Ainda segundo a autora Andrade (2017) que o canto coral não necessita se prender a
formas engessadas. a autora conclui que
“Propostas como esta evidenciam a concepção de que o canto
coral pode transcender a execução e reprodução de
procedimentos músico-pedagógicos, instigando o
regente/professor a vislumbrar possibilidades de inserção mais
ativa do aluno, do desenvolvimento de um “repertório aberto”,
experimentações estruturais e conhecimentos musicais oriundos
do contexto dos participantes.” (ANDRADE, 2017. p. 9)
Também conseguimos encontrar pesquisas de mestrado e uma das dissertações
encontradas é a da autora Daniela Barzoti Kohlrausch (2015) que tem por título: “Prática
coral e motivação: O ambiente coral na percepção do corista. Essa pesquisa é de muita
importância, pois nos ajuda a entender o papel da motivação no grupo coral.

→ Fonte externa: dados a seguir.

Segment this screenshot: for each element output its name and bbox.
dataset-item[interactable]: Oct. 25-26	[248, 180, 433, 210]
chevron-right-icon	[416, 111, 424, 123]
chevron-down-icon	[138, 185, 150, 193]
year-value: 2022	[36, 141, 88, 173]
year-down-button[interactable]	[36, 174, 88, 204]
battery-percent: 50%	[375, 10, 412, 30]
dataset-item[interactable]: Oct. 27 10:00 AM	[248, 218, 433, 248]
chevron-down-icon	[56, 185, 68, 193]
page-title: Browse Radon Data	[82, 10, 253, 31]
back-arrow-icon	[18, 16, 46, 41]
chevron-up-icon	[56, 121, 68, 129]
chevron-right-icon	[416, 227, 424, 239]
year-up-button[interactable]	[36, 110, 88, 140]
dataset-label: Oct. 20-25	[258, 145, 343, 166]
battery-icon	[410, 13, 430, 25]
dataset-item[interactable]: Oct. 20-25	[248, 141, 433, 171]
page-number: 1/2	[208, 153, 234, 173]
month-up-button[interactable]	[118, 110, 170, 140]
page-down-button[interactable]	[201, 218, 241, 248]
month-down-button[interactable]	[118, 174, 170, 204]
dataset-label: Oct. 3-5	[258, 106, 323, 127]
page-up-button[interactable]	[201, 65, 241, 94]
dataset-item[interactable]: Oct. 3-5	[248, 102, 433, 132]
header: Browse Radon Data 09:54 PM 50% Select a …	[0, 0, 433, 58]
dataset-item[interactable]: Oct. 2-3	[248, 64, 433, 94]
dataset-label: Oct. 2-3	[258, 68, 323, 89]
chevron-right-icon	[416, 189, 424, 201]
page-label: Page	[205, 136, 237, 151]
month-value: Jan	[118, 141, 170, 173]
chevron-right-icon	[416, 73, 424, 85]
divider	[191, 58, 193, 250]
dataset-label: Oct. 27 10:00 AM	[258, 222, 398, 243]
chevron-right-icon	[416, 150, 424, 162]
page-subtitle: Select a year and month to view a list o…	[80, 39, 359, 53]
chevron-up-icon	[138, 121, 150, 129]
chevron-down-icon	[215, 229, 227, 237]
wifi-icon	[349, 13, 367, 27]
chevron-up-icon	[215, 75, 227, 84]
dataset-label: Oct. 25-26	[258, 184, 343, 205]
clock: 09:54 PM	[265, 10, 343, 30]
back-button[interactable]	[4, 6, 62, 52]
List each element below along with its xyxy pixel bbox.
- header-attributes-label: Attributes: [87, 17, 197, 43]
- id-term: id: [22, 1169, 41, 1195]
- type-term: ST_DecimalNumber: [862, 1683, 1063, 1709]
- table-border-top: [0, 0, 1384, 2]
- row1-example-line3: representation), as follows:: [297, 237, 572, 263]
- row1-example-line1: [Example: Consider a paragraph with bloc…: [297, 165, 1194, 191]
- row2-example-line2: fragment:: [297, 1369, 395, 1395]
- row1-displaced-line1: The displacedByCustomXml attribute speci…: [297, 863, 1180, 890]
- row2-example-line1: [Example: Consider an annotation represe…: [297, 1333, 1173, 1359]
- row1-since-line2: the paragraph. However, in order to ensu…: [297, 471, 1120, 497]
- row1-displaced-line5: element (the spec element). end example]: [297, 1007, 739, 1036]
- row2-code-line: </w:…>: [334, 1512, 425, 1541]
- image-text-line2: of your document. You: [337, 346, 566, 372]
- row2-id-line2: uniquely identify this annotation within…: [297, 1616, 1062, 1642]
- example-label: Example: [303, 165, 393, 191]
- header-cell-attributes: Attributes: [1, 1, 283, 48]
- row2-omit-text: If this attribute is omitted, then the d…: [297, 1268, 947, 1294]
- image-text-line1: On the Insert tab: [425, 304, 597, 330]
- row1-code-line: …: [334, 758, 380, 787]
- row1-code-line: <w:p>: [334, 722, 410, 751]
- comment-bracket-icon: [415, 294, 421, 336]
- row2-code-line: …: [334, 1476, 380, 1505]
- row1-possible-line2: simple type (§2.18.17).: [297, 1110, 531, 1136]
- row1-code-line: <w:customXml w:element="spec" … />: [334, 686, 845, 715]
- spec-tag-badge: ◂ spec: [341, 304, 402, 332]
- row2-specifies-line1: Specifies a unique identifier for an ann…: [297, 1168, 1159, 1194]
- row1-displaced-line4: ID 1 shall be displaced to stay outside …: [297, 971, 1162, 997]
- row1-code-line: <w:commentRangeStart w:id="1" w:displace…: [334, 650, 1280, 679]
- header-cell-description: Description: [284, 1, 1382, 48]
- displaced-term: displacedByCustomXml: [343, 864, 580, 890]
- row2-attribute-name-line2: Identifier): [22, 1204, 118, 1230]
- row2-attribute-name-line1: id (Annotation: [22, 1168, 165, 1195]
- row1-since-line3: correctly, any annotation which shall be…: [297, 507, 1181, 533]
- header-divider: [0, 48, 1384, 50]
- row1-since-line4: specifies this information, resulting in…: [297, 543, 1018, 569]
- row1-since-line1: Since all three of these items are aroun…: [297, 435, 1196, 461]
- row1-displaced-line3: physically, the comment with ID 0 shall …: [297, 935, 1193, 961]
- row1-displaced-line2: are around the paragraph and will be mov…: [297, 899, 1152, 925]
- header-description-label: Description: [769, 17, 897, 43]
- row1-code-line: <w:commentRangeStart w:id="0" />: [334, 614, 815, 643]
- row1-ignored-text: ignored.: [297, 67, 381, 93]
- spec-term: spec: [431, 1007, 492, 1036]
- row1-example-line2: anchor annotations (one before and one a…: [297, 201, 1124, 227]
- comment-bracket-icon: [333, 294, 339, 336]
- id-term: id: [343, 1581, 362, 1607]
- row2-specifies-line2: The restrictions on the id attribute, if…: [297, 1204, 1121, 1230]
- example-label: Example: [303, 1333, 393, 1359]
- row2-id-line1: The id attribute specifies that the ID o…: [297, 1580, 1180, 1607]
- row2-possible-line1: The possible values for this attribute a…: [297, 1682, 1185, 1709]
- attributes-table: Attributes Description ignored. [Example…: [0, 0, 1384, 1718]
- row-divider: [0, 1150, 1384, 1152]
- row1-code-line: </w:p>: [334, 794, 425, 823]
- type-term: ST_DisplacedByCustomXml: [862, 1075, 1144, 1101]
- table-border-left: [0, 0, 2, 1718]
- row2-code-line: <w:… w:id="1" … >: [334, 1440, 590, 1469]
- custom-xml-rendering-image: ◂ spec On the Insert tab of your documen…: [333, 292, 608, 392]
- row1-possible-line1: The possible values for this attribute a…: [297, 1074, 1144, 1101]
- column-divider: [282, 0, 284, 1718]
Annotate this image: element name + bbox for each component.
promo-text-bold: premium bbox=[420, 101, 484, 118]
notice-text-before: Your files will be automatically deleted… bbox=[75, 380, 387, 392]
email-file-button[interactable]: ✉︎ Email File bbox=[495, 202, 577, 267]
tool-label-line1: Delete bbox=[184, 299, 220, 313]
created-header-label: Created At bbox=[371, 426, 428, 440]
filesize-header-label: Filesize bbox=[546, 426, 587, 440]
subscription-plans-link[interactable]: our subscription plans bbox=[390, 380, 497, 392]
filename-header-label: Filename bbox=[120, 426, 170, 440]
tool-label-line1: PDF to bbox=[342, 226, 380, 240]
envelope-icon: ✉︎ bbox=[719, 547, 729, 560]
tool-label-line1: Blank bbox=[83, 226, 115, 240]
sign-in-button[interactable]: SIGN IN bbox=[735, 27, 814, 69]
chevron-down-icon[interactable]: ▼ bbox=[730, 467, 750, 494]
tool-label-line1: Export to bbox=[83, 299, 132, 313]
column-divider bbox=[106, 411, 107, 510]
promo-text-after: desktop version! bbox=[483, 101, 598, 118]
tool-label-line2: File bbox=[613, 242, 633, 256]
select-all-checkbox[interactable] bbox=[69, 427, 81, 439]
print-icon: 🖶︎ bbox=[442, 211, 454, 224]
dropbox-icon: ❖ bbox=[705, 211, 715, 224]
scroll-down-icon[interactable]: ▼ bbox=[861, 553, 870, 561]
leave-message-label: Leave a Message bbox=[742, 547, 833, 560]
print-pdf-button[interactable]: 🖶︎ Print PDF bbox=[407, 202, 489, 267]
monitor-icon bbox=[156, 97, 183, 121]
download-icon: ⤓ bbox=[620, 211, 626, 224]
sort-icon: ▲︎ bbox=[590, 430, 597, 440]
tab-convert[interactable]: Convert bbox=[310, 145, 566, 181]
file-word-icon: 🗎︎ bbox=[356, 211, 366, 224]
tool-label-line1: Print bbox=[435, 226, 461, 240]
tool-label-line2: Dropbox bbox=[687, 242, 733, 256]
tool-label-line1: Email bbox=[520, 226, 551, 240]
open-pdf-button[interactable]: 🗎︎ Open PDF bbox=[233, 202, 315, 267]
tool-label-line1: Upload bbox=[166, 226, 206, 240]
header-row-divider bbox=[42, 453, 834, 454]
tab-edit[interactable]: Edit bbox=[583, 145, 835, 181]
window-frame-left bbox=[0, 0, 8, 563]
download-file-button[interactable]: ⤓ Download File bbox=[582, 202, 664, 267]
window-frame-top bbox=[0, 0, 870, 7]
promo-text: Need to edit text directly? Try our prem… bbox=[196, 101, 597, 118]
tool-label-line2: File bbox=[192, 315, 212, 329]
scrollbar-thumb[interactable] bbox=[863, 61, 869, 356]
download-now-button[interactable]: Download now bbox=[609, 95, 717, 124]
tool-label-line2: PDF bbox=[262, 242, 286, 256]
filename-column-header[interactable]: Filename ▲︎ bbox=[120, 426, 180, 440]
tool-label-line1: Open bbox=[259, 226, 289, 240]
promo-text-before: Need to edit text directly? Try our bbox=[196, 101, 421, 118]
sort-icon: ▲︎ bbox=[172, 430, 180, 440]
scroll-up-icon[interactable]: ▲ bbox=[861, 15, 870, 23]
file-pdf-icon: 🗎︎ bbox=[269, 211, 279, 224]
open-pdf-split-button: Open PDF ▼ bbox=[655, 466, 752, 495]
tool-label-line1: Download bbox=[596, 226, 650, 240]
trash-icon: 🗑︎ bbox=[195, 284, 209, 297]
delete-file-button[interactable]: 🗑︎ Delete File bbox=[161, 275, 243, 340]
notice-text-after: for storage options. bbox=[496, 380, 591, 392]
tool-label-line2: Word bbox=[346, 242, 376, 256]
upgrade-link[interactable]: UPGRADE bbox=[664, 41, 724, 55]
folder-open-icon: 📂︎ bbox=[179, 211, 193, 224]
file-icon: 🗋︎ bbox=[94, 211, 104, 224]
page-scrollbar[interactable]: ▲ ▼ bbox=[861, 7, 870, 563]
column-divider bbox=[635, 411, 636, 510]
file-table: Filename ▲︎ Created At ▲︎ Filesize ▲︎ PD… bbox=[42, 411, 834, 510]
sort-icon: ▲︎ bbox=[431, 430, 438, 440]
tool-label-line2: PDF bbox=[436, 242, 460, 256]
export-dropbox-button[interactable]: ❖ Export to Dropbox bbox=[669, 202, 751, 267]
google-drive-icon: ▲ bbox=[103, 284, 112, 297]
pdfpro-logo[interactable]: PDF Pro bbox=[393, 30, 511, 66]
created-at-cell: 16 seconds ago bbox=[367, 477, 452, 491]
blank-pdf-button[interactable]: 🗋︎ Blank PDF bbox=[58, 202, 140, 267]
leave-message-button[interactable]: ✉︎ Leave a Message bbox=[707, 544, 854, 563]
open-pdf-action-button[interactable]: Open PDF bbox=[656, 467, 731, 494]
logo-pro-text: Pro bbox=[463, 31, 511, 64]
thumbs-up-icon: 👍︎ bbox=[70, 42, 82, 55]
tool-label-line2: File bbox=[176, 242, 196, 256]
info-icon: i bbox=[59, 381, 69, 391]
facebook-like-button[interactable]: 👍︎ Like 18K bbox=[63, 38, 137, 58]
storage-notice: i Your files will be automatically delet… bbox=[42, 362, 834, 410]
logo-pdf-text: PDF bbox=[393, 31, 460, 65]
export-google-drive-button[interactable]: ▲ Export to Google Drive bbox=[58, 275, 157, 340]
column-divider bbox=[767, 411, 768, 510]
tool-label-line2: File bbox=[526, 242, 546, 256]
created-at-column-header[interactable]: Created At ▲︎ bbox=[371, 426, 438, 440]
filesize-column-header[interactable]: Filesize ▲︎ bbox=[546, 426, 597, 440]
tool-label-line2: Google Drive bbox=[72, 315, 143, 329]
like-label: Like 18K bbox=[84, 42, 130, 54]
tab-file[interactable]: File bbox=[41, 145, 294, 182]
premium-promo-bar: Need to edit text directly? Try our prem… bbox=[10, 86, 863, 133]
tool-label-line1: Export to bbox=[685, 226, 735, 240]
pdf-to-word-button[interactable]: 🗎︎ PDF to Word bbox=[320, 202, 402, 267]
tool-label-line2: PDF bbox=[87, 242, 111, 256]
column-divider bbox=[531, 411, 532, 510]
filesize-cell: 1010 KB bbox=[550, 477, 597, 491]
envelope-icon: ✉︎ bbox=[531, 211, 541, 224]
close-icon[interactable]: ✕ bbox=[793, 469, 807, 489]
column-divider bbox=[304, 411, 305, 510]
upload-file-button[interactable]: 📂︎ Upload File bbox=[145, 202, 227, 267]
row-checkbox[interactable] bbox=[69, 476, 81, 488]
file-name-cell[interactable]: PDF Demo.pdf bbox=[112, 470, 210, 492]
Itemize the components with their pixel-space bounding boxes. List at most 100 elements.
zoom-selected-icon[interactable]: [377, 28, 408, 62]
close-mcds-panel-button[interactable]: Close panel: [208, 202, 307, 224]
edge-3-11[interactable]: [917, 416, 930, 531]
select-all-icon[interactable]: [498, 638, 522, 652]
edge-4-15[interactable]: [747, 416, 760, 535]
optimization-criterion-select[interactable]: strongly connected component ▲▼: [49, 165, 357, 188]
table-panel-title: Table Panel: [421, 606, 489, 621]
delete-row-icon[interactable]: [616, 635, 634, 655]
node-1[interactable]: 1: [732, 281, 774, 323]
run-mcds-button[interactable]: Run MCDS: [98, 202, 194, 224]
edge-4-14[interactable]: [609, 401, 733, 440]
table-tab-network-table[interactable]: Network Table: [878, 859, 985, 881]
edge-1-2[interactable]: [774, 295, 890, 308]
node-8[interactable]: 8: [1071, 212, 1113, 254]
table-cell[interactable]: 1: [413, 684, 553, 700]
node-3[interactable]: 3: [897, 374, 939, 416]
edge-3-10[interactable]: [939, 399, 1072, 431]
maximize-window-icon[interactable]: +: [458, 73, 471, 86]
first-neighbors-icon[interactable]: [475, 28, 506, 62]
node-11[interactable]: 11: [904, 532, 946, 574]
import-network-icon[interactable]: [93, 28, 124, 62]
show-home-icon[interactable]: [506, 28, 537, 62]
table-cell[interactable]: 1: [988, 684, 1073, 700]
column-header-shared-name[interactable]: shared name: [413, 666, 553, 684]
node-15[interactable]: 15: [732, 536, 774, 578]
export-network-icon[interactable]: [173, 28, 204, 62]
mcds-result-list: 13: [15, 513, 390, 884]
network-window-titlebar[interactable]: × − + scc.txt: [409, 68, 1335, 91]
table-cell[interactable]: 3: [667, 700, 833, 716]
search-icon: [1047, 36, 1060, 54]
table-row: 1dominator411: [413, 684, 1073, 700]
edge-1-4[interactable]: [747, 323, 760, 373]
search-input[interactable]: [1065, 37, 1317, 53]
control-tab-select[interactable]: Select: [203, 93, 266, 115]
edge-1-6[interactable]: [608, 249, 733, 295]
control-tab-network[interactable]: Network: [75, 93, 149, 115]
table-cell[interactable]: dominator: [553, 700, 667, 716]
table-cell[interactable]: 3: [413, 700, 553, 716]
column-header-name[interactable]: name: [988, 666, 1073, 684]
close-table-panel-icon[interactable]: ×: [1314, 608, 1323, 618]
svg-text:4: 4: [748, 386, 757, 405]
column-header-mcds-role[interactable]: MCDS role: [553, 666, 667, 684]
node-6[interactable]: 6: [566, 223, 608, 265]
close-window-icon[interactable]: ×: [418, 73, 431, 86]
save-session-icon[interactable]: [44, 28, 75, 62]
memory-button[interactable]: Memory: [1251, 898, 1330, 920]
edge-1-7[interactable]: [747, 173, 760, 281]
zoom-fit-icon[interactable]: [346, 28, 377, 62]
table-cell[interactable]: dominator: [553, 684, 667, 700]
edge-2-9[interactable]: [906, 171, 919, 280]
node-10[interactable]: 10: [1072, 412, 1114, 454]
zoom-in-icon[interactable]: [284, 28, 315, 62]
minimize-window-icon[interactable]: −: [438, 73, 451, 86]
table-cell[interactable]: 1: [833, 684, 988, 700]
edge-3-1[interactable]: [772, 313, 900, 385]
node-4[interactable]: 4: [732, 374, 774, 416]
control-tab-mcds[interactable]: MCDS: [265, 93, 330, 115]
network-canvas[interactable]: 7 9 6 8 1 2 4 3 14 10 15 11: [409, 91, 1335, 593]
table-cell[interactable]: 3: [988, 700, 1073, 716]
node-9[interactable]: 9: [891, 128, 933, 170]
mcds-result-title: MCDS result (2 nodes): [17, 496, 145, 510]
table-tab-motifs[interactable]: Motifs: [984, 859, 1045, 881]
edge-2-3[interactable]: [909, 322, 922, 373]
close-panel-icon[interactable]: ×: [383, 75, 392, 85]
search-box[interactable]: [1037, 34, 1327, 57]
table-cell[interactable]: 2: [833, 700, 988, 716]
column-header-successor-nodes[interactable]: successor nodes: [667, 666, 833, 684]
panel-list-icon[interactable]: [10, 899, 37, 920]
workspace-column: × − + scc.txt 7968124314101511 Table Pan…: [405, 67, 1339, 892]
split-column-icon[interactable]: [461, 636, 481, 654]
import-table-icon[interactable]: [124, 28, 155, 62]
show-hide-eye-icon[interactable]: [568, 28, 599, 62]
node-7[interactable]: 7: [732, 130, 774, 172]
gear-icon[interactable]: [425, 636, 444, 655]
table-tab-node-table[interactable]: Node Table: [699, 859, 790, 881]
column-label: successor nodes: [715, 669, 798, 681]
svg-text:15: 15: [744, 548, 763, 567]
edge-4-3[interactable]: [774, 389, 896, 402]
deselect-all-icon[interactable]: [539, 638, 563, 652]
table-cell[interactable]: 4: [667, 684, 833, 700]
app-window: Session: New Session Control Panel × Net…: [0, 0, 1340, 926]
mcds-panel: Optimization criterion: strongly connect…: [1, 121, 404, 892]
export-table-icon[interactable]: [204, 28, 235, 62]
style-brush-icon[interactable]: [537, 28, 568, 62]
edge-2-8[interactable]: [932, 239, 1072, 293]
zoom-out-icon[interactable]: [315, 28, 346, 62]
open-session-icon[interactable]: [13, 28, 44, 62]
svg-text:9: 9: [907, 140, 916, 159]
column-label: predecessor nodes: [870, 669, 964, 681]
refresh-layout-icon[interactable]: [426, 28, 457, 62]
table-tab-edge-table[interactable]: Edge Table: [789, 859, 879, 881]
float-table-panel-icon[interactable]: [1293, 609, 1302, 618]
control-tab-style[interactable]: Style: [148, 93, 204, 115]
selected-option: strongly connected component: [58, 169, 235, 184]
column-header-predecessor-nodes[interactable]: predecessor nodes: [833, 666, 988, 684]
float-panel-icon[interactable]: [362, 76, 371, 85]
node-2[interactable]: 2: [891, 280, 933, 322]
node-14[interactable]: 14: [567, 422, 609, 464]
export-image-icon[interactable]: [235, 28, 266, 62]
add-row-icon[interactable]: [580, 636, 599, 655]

Outra dissertação encontrada é a de Rogéria Tatiane Soares Franchini (2014) que tem
por título: “O regente como educador musical: Saberes para a prática do canto coral com
adolescentes".
Em um universo de temas a serem estudados, é muito difícil conseguir definir um tema e
ainda mais delimitar a temática. Mas, como dito anteriormente, este é um tema que se
relaciona com toda a trajetória do autor deste pré-projeto. A regência, o docente e novas
formas de aprendizado. Para melhor entendimento do objeto de estudo, iremos dividir o tema
em três tripés que serão a base deste pré-projeto e de toda pesquisa.
Em primeiro lugar, traremos para construção de nossas bases filosóficas, a discussão
sobre a figura do regente educador, ou seja, da figura do regente que vai além das atividades
musicais e resolve questionar seu lugar e sua função, saindo assim de sua “zona de conforto”,
refletindo sobre sua prática e o mais importante, redefinindo sua prática.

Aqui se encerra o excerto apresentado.